Mountaineers in the Pros
Asti: Sam James Needs to Hope WVU Pro Day Opens NFL Eyes
A college program’s Pro Day may not be all that important for prospects who have been excelling throughout the draft process, but WVU football alum Sam James needs it more than any other.
Unlike Dante Stills and his fellow wide receiver Bryce Ford-Wheaton, James wasn’t afforded the opportunity to impress NFL scours and coaches as much at the major offseason events for prospects. He wasn’t invited to the East-West Shrine Bowl like they were. The Senior Bowl didn’t end with James as the talk of Mobile, Alabama. And the NFL Combine didn’t end up being a weekend that James impressed with his 40 time like it was for Ford-Wheaton. It’s really just been the Hula Bowl for James, an event with much less fanfare attached to it.
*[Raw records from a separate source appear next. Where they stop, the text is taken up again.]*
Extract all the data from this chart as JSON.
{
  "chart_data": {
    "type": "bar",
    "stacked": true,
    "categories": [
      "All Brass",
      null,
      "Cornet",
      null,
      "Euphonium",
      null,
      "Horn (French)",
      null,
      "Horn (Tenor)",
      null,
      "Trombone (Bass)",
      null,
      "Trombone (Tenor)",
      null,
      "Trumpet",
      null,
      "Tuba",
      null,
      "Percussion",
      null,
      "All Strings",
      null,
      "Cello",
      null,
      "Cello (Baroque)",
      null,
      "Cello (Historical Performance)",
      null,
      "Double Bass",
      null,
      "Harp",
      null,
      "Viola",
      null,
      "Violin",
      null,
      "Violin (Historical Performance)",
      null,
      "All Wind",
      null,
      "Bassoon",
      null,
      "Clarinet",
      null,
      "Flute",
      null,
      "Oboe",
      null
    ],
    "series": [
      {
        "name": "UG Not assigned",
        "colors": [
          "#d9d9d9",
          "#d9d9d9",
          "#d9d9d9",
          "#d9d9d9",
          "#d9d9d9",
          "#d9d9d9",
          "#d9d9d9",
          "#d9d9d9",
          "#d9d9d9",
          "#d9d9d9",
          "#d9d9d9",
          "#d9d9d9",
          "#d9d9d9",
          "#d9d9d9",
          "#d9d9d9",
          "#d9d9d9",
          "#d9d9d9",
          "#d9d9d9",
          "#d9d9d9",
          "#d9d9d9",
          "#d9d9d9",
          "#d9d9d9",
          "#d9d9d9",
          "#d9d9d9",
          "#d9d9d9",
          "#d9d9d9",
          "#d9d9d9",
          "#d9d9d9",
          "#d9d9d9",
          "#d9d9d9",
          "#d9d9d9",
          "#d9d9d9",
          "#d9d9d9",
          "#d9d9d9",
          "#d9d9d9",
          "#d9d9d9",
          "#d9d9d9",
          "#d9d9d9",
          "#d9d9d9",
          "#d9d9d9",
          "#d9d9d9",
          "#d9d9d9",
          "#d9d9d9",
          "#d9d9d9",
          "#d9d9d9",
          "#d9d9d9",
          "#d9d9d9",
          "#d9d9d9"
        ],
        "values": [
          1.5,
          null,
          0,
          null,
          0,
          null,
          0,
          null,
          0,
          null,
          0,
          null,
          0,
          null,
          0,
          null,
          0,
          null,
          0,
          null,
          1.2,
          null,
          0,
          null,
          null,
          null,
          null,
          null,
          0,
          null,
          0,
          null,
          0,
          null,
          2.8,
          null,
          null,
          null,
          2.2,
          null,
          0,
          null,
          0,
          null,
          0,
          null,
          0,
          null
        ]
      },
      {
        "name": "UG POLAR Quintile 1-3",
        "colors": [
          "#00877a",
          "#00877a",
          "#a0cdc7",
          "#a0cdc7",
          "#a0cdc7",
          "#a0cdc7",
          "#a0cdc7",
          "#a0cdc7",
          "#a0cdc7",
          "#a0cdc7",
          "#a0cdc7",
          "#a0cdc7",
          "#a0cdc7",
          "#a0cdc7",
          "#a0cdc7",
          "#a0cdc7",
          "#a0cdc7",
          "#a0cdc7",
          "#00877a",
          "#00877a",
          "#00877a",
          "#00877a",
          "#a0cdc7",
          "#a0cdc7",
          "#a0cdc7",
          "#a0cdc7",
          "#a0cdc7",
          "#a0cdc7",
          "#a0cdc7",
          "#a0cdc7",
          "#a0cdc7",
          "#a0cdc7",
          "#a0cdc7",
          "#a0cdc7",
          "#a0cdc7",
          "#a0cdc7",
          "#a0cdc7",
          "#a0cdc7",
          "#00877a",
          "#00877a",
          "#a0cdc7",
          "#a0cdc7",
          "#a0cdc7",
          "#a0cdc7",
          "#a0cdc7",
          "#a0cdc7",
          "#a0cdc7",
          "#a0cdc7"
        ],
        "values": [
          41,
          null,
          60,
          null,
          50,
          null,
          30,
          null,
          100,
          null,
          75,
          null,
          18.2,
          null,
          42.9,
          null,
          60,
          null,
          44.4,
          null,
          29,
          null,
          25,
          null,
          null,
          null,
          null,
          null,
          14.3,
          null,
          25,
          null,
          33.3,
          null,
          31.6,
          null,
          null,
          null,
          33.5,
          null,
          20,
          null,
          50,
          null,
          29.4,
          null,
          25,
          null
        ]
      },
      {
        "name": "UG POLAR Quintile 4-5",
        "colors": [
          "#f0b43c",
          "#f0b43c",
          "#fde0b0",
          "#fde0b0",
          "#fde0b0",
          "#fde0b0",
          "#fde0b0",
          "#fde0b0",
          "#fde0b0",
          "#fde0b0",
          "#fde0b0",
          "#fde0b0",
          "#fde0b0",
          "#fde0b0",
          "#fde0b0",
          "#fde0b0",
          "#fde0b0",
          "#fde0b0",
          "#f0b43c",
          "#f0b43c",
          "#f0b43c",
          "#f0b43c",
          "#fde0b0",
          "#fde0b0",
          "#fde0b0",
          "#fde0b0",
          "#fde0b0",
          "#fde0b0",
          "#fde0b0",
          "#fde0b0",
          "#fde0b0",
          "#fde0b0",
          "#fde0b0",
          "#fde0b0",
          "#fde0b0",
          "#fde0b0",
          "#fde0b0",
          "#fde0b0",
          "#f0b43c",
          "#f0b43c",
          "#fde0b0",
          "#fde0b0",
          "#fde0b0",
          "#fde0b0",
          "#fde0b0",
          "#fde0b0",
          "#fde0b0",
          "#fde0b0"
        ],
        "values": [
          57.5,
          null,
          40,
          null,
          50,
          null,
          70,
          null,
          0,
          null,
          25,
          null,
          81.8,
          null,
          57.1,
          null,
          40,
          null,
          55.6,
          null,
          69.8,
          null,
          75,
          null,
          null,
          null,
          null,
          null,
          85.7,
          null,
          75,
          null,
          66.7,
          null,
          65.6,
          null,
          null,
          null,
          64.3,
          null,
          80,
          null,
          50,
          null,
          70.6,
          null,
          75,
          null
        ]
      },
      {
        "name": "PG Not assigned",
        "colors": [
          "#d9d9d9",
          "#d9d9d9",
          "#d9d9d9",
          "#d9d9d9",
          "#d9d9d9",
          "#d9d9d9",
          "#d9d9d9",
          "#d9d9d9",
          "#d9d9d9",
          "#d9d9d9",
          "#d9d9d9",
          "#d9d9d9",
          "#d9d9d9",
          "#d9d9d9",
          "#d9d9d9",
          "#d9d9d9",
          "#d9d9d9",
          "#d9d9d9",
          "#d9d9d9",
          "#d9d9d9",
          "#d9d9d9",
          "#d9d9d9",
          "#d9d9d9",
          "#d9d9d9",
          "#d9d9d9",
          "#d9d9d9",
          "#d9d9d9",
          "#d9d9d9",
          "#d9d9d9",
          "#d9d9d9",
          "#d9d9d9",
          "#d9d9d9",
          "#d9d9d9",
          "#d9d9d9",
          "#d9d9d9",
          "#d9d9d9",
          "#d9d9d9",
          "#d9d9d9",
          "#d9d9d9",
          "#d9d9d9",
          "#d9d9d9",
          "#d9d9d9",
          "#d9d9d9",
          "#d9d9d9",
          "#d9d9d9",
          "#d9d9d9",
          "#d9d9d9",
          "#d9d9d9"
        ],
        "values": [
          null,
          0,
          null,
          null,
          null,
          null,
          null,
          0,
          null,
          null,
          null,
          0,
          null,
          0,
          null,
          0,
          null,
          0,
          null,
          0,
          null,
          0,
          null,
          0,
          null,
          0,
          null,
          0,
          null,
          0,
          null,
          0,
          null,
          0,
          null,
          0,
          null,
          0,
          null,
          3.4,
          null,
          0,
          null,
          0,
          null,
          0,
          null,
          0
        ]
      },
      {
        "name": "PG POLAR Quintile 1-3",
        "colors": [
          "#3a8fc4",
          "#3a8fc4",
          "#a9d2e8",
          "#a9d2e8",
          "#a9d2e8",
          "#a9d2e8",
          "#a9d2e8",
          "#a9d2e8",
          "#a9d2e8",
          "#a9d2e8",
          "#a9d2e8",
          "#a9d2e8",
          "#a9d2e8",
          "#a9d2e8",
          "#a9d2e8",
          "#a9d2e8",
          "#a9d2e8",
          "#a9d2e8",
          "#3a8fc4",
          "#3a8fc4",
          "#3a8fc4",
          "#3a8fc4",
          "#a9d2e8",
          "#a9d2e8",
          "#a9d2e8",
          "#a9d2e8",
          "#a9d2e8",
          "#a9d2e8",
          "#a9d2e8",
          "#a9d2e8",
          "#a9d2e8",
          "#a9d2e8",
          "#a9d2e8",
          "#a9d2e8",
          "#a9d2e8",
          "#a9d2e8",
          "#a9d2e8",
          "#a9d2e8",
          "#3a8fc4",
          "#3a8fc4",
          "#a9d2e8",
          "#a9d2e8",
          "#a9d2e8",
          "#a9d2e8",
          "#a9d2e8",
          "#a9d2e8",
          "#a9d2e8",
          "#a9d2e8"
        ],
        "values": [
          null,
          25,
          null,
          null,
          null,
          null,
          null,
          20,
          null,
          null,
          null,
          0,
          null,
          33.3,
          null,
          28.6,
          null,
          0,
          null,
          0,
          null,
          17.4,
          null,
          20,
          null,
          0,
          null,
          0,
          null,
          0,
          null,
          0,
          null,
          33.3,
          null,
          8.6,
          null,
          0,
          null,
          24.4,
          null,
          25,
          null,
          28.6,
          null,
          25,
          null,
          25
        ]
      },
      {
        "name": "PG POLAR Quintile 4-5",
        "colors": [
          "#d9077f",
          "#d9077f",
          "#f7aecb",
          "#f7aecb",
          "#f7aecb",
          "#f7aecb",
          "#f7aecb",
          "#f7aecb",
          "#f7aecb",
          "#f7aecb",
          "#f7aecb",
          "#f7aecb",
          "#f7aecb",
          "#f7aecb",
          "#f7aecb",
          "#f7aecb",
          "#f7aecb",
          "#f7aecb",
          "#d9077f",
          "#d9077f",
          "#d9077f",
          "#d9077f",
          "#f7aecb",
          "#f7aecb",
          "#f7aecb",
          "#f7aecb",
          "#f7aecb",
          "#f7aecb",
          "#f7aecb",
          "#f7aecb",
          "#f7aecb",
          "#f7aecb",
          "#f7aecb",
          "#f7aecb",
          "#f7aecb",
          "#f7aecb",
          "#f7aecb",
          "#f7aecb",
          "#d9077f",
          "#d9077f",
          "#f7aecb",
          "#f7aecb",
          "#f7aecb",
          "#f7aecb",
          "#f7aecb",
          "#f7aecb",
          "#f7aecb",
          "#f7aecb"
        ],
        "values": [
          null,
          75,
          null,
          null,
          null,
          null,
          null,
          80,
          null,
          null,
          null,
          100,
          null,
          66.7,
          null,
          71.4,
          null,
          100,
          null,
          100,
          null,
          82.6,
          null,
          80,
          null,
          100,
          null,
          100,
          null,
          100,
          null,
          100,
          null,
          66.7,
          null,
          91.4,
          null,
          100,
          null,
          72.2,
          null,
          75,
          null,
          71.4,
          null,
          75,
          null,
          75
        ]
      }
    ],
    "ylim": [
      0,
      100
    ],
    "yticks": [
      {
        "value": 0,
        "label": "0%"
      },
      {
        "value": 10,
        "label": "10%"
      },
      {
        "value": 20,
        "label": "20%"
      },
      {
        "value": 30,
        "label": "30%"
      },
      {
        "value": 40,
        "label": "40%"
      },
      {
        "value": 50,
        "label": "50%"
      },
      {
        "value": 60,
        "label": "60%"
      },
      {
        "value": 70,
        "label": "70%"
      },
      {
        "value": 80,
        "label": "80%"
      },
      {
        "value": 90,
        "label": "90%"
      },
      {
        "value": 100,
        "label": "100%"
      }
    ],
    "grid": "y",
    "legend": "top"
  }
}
Bryce Ford-Wheaton Delivers on Proclamation, Runs 4.38 in 40-Yard Dash
To this point, James hasn’t received the attention that a prospect who is assured a draft spot usually gets. This doesn’t mean he can’t get to the NFL, or that he couldn’t even help a team once there, but there are no guarantees for the former Mountaineer.
So what can James do to increase his stock? Well, outside of hustling on his own to promote what he’s doing and relying on NFL personnel to find something they like in his film, there’s WVU’s Pro Day.
At the Pro Day, James, and the other NFL Draft hopefuls out of West Virginia, will be able to undergo much of what occurs at the NFL Combine, either again, or for the first time. James, who despite being productive, was mostly used as a number three option for WVU in 2022, could open some eyes with a solid 40 time or vertical jump. But above all else, being able to show he can get separation and run the route tree may be what earns James his shot.
The Reality for Sam James
Listed at 5’11” and 183 pounds, James doesn’t overwhelm with size or length. If he’s to land on a roster and then “make it” in the NFL, it will happen because a team believes James, can move the chains and be a possible slot option.
To James’ credit, he did show significant improvement in his final season at WVU. Despite a change in system, dealing with multiple quarterbacks and being behind Ford-Wheaton and Kaden Prather, James managed to catch 46 balls for 745 yards and score six touchdowns. His yards and touchdown totals were career highs while his receptions were only topped once in 2019.
James was also able to put together a solid college career, even though he was recruited by Dana Holgorsen, not Neal Brown, the head coach he played under for most of it. He has the the heart and dedication, but those intangibles likely won’t be enough on their own.
Off the field, the Georgia native was selected to the Big 12 “Champions for Life” program due to his work in growing awareness about mental health.